Structure-Function Relationships

Critical Regions

• N-Terminal Acetylation: Important for stability and may influence activity
• Actin-Binding Domain (residues 5-20): Essential for primary biological function
• C-Terminal Region: May contribute to other biological activities
• Charged Residues: Influence solubility and protein-protein interactions

Sequence Variants

Natural variants and synthetic modifications have been studied:

• Truncated versions (e.g., TB4-sulfoxide)
• Point mutations to study structure-function relationships
• Modified versions for enhanced stability or activity

Analytical Characterization

Mass Spectrometry

• Expected Mass: 4963.44 Da
• Fragmentation Patterns: Can be used to confirm sequence
• Modification Detection: Can identify oxidation, deamidation, etc.

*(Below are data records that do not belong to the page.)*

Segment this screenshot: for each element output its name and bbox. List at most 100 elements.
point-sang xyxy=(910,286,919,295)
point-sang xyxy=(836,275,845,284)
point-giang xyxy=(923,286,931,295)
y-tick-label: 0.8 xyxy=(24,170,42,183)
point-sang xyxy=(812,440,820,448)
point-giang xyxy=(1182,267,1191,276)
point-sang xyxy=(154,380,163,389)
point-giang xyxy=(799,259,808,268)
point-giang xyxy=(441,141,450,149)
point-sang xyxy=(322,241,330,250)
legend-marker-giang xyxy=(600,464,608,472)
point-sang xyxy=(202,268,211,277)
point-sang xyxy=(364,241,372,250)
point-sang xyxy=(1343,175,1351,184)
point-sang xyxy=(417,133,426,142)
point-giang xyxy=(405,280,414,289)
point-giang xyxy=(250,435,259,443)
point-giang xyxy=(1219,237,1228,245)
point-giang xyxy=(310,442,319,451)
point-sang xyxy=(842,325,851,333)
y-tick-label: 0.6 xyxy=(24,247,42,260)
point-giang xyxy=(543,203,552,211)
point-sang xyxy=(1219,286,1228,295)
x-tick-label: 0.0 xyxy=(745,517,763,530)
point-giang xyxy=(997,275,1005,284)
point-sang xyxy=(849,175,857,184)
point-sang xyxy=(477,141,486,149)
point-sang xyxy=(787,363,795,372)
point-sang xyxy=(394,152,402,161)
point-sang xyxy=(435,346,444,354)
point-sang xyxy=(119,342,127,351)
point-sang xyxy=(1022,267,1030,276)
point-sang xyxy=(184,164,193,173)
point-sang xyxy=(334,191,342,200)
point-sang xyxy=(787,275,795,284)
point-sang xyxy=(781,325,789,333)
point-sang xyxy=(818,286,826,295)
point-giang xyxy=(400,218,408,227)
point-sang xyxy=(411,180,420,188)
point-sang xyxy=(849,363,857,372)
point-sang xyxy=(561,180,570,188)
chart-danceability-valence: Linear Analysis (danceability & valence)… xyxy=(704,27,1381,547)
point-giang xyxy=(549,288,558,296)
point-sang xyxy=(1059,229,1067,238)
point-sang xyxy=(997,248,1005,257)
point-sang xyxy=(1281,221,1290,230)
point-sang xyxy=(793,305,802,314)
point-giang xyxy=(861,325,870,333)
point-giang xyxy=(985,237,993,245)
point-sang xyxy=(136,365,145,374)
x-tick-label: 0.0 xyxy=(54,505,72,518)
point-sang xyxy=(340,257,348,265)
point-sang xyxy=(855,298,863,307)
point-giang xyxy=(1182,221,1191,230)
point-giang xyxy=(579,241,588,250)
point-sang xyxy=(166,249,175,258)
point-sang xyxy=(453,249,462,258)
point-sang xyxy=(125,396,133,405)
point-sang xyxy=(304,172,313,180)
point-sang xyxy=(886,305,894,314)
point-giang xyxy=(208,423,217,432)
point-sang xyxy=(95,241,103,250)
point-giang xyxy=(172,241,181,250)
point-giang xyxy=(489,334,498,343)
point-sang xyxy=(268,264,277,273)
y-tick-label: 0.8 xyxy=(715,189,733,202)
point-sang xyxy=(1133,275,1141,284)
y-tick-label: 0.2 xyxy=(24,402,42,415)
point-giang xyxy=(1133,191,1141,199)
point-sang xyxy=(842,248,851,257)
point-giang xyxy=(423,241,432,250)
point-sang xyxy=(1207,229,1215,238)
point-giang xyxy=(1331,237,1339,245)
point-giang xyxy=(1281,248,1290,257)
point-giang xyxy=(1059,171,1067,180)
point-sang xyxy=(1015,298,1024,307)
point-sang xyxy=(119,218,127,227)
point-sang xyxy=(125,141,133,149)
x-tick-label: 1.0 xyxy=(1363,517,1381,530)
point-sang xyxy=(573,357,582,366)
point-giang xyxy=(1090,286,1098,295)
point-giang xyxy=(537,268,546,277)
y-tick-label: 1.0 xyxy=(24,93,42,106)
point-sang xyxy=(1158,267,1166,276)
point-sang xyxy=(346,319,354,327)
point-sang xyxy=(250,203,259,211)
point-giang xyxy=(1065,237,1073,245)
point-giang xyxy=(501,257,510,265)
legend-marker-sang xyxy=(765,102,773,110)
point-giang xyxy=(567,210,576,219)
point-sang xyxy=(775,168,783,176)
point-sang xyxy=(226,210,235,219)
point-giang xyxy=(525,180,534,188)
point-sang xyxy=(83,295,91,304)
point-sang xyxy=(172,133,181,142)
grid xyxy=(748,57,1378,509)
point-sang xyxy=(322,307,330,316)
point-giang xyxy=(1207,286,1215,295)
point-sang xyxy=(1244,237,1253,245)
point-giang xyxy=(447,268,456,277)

Chromatographic Properties

• Reverse-Phase HPLC: Retention time depends on column and gradient
• Ion Exchange: Binds to cation exchangers at neutral pH
• Size Exclusion: Elutes according to molecular weight

Comparison with Related Peptides

Compared to BPC-157 (15 amino acids, 1419.56 g/mol), TB-500 is significantly larger and more complex. GHK-Cu (3 amino acids, 404.0 g/mol) is much smaller and simpler. TB-500's larger size contributes to its more complex biological activities but also makes it more challenging to synthesize and characterize.

Conclusion

TB-500 is a 43-amino acid peptide with a molecular weight of 4963.44 g/mol. Its structure is characterized by intrinsic disorder, with flexibility that allows it to adopt different conformations depending on its environment and binding partners. The peptide's primary biological activity stems from its ability to bind actin through a central binding domain. Understanding TB-500's chemical and structural properties is essential for proper handling, storage, and appreciation of its biological mechanisms.